Ана Пауча не осмеливается приблизиться к стойке, окруженной приличными людьми, хорошо одетыми и с виду совсем не страшными, которые пьют, разговаривают и курят. Она ждет, когда к ней подойдет официант, чтобы показать ему зажатые в руке монеты и смиренно попросить горячего кофе. Но к ней черно-белой напомаженной стрелой устремляется метрдотель.
— Уходите! Уходите! Здесь запрещено просить милостыню!
Ана Пауча показывает ему свои монетки и почтительно спрашивает, хватит ли их на чашку горячего кофе.
— Подумайте, какая наглость! — кричит метрдотель. — Вон отсюда! Вон!

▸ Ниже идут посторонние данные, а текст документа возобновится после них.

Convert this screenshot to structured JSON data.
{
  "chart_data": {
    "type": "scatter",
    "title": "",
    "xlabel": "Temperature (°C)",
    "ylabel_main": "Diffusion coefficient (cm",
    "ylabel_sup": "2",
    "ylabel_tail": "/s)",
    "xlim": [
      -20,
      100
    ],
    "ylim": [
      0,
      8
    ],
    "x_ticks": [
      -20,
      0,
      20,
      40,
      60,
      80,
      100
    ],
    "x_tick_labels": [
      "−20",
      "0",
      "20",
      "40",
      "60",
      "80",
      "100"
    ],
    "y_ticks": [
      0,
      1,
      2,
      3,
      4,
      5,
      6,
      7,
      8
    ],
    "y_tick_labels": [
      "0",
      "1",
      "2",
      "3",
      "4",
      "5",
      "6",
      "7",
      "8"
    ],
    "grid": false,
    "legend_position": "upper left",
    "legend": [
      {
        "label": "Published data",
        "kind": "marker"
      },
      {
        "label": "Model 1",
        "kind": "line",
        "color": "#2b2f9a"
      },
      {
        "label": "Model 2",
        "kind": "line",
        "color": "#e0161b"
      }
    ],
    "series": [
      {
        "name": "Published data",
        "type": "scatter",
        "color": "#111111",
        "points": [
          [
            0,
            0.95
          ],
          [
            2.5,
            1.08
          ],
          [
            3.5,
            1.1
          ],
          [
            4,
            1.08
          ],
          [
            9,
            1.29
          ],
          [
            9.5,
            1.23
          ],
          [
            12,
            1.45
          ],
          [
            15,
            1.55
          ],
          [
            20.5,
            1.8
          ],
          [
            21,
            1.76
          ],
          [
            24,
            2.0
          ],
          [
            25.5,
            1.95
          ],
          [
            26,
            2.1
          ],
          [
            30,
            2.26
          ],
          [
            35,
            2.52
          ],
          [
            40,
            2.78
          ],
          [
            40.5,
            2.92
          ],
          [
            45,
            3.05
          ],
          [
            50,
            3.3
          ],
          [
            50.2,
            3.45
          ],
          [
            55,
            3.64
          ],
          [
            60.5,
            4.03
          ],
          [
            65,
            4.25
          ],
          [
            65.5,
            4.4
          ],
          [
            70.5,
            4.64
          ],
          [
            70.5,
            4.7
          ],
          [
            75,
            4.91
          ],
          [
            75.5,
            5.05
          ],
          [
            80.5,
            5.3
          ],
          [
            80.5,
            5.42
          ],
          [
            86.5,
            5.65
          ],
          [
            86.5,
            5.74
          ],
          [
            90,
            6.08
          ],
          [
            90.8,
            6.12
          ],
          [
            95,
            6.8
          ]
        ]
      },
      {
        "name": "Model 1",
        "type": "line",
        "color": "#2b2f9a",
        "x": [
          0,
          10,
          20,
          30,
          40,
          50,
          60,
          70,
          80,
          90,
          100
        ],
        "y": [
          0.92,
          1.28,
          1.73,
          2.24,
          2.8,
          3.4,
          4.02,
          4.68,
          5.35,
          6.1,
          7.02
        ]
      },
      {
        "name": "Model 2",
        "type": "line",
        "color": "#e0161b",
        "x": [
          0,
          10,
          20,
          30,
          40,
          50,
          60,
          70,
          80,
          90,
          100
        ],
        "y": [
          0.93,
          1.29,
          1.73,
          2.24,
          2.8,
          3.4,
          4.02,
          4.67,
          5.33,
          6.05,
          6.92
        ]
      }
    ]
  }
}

И чтобы не дай бог не коснуться этой кучки лохмотьев, он подталкивает одного из официантов, который в свою очередь подталкивает к двери Ану Паучу. Мираж тепла и разноцветья исчезает за ее спиной.
И снова под аркадами, стегаемая со всех сторон резким ветром, который одним махом выметает теплые вкусные запахи, на мгновенье проникшие в чуткие ноздри Аны Паучи, она чувствует себя несчастной, как никогда, настоящей замерзшей маленькой бродягой. Она теряет равновесие, поскальзывается, падает. С трудом поднимается. Нет, не плакать! Не плакать! Что скажут твои безликие смерти, старый гниющий скелет, если они услышат твои рыдания? Когда ей наконец удается собрать свои пожитки, официант, который вытолкнул ее на улицу, выходит через заднюю дверь и протягивает ей стакан горячего кофе. Она хочет заплатить ему, но он говорит: нет, пейте, пейте! Она настолько взволнованна, что забывает поблагодарить его. Эта забывчивость будет мучить ее весь день, до той самой минуты, когда смерть принесет ей вечное забвение.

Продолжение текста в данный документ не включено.